The detection of gravitational waves is considered to be one of the most magnificent discoveries of the century. Due to the high computational cost of matched filtering pipeline, there is a hunt for an alternative powerful system. I present, for the first time, the use of 1D residual neural network for detection of gravitational waves. Residual networks have transformed many fields like image classification, face recognition and object detection with their robust structure. With increase in sensitivity of LIGO detectors we expect many more sources of gravitational waves in the universe to be detected. However, deep learning networks are trained only once. When used for classification task, deep neural networks are trained to predict only a fixed number of classes. Therefore, when a new type of gravitational wave is to be detected, this turns out to be a drawback of deep learning. Shallow neural networks can be used to learn data with simple patterns but fail to give good results with increase in complexity of data.
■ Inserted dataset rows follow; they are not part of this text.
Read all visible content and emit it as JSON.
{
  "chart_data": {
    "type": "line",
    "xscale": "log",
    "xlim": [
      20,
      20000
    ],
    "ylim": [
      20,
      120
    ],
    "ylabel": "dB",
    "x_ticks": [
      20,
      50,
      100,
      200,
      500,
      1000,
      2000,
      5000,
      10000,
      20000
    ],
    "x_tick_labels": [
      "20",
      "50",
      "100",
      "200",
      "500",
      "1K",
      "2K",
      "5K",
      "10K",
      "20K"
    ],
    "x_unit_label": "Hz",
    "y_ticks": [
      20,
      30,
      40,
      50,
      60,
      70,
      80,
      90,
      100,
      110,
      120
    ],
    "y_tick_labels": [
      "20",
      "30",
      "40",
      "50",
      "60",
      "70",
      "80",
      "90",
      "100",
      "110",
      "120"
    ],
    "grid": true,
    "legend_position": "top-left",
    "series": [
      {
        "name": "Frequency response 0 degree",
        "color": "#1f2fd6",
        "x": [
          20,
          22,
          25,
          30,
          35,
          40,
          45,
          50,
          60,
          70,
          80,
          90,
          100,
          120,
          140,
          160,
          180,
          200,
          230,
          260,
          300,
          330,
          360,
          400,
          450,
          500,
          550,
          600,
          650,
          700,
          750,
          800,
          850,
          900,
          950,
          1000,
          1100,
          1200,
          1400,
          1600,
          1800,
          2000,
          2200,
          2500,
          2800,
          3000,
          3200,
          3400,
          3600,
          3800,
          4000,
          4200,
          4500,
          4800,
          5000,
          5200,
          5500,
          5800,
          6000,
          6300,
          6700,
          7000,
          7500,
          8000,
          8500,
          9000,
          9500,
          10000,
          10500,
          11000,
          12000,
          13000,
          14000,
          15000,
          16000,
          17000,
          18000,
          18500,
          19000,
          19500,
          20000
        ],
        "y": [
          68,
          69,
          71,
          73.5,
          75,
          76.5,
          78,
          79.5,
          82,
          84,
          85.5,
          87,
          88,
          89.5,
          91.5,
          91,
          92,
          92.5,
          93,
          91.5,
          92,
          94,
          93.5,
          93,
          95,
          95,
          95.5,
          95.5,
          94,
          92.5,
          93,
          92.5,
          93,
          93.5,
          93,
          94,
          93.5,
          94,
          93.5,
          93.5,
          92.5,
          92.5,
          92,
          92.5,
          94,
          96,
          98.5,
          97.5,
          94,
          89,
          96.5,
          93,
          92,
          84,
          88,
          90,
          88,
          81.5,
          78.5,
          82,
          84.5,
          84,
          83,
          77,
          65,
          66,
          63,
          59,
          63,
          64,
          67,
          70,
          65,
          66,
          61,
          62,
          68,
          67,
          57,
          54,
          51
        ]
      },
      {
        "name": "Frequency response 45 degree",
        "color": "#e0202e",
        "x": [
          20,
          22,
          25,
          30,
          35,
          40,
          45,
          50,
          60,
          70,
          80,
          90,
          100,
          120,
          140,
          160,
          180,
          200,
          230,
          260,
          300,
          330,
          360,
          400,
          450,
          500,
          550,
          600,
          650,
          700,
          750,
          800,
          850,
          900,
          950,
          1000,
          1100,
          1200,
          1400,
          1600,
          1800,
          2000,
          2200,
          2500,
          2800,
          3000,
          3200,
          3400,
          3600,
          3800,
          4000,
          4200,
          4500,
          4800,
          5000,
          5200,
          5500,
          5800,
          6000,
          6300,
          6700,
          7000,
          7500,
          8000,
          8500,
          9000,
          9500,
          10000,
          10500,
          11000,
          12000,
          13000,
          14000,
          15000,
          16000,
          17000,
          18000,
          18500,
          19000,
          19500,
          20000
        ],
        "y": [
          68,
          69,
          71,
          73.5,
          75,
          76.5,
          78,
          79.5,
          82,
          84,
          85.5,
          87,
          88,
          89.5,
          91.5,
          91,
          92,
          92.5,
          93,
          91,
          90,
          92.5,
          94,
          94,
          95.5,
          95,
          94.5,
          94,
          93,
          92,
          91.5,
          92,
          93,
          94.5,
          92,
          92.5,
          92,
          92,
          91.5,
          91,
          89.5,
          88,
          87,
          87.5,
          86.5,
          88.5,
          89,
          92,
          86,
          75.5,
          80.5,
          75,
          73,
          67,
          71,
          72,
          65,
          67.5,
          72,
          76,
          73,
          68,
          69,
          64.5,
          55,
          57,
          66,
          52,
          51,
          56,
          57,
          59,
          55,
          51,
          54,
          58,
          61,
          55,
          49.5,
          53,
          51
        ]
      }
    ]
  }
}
Remodelling the neural network with detection of each new type of GW is highly infeasible. In this letter, I also discuss ways to reduce the time required to adapt to such changes in detection of gravitational waves for deep learning methods. Primarily, I aim to create a custom residual neural network for 1-dimensional time series inputs, which can learn a ton of features from dataset without giving up on increasing the number of classes or increasing the complexity of data. I use the two class of binary coalescence signals (Binary Black Hole Merger and Binary Neutron Star Merger signals) detected by LIGO to check the performance of residual structure on gravitational waves detection.